With a new Prime Minister at the helm of the Federal Parliamentary Labor Party, the date of the next Federal Election might be extended beyond 14 September and therefore Parliament might resume sitting after its winter recess.
If that proved to be the case, then some of the last elements of the Government’s financial services legislation might find their way through the two houses, but much would depend on the political priorities being pursued by both sides of politics at that time.
Thus, the reality for the superannuation industry is that it has probably witnessed all of the legislation and consequent regulation it is likely to see from the current Parliament and must now brace itself for the outcome of the Federal election – on whichever date it is finally held.

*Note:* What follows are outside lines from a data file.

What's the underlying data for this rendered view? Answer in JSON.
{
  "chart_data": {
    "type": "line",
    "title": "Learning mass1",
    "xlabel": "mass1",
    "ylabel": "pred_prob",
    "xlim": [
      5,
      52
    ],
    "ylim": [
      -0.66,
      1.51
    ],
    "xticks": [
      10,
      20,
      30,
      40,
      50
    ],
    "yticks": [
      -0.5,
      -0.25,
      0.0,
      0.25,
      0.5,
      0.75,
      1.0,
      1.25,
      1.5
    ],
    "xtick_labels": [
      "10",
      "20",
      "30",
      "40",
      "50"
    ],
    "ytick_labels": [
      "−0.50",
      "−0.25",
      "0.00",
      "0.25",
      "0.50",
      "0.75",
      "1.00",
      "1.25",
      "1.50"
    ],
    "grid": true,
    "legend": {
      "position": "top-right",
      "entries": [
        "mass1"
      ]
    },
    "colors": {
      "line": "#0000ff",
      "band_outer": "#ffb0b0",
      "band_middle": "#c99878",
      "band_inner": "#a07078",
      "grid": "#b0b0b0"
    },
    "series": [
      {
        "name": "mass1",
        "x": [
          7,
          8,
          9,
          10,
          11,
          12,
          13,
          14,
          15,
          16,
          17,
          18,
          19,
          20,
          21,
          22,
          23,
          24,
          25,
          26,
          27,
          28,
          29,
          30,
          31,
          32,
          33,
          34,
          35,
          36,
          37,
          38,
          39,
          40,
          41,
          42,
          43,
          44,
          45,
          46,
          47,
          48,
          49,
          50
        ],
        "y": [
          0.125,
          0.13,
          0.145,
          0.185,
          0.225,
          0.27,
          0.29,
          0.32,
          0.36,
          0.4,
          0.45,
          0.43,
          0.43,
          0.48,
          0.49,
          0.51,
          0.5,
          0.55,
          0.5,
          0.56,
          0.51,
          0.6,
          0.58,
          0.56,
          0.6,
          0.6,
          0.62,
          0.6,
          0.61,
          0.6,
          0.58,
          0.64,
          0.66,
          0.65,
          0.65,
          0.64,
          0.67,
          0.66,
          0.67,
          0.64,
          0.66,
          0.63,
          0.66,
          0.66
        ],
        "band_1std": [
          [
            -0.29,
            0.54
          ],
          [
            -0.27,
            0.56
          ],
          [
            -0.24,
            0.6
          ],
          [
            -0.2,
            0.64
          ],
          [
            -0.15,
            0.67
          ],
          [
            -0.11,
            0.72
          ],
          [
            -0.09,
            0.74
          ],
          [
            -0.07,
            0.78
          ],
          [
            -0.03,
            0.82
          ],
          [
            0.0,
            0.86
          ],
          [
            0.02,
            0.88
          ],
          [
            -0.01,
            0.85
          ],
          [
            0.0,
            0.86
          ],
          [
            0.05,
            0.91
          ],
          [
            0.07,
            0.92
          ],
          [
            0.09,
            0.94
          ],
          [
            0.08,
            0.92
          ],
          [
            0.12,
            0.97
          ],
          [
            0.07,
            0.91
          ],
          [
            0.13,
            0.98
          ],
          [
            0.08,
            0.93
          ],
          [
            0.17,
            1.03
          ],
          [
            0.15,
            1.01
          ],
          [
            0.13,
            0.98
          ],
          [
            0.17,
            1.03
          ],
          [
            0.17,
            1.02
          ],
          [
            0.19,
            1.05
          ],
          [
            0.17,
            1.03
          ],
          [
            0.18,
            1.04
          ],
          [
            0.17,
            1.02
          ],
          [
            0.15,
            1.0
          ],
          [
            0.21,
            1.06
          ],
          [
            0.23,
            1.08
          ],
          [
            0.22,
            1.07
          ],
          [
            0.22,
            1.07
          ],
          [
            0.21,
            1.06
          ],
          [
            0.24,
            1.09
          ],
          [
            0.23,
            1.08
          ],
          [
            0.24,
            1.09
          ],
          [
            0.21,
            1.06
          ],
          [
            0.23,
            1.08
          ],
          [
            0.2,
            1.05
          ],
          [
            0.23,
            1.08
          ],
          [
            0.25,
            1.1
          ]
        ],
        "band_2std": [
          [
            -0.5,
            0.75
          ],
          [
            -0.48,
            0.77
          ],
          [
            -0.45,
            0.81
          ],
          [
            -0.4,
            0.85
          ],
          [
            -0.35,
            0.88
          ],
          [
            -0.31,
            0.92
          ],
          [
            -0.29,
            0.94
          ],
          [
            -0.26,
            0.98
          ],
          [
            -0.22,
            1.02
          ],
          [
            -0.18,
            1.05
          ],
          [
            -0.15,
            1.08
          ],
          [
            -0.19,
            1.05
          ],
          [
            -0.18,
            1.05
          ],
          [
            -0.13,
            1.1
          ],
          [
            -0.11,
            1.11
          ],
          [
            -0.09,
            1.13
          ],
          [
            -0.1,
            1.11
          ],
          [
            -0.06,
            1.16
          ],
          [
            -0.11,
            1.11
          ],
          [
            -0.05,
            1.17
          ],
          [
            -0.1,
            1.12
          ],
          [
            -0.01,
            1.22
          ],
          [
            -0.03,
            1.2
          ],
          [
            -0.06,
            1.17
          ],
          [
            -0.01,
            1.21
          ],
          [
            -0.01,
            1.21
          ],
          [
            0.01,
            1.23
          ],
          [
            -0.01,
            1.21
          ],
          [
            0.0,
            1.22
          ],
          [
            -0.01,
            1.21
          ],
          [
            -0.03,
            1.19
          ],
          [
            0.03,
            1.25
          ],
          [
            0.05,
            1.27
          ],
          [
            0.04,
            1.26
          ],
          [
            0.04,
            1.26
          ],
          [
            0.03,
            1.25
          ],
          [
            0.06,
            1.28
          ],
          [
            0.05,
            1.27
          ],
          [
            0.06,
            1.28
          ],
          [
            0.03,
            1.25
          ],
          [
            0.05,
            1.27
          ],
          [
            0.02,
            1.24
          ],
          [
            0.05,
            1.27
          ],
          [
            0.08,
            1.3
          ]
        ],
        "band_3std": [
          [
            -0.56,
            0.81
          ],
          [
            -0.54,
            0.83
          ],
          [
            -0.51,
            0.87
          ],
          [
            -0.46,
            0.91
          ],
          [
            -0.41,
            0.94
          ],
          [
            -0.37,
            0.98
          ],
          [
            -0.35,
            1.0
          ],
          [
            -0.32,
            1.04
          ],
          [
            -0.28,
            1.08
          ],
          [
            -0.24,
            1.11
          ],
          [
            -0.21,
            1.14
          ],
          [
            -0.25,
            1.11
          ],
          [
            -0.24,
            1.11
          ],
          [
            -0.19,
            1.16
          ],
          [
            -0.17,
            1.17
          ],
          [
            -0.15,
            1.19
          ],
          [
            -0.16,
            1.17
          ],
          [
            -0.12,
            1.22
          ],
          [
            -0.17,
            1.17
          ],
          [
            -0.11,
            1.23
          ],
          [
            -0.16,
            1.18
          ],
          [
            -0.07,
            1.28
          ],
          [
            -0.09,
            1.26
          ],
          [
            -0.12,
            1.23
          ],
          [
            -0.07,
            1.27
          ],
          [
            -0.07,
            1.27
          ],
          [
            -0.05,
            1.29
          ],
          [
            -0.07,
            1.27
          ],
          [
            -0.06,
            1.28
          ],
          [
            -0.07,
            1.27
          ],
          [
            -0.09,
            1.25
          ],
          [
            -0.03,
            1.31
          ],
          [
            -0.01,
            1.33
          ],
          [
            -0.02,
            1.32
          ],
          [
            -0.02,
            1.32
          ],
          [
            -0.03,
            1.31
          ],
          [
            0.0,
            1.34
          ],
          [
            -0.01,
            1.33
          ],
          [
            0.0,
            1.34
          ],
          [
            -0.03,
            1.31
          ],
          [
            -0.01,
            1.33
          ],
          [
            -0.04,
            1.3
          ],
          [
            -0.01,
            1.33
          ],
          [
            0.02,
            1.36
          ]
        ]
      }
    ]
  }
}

On that basis, and notwithstanding tightening public opinion polls, it should probably also be assessing what would likely change in the event of the Coalition gaining Government and moving to implement its own policy approach to superannuation.
What we already know about a Coalition Government is that, notwithstanding its frequent criticisms of the ALP’s approach, it would not act quickly to lift the concessional contribution caps.
Rather, it would wait until it believed Budgetary circumstances permitted, making this a second term agenda item, albeit something capable of being promised ahead of another Federal election.
Something likely to be far more quickly addressed, however, would be default funds under modern awards and the manner in which the Coalition has argued that this has entrenched the interests of the major industry funds.
It can be expected that a Coalition Government would not only move to make all approved MySuper funds eligible for selection as default funds, but also remove the role of the industrial judiciary and therefore the centrality of industrial awards in the process.
Not unconnected to those moves, a Coalition Government can also be expected to address what it sees as the governance failings of some superannuation funds (read industry funds) and to look to implement the findings of the Cooper Review with respect to the appointment of independent directors.
The Coalition could achieve many of its objectives through simple changes to the linkages between the Superannuation Industry Supervision (SIS) legislation and the Corporations Act to dictate that superannuation funds adhere much more closely to the rules as they apply to publicly-listed companies.
Such a move would see a substantial end to the somewhat unique trustee board regime which has been the bedrock upon which the superannuation industry has grown over the past two decades.
The net result of such changes would likely be an incremental reduction in the influence of trade unions over the running of industry superannuation funds and a narrowing of the wide discretion currently enjoyed by trustee boards.
It follows that if superannuation fund boards were to conduct themselves in much the same fashion as the boards of publicly-listed companies, then their capacity to undertake some types of expenditures would be significantly curtailed. As well, their ability to pursue amalgamations with other superannuation funds might be more problematic if they had to be referred to members for approval.
As is always the case, Governments rarely deliver on all the policy initiatives they promise while in opposition, but the Coalition has a more defined agenda on superannuation than at any time in the past – and seems likely to act on a substantial portion of it.
Just how much of a Coalition’s agenda actually makes it into legislation in its first term of Government would depend on the balance of power in the Senate, but as busy as superannuation funds have been in terms of implementing Stronger Super, they should brace themselves for more change to come.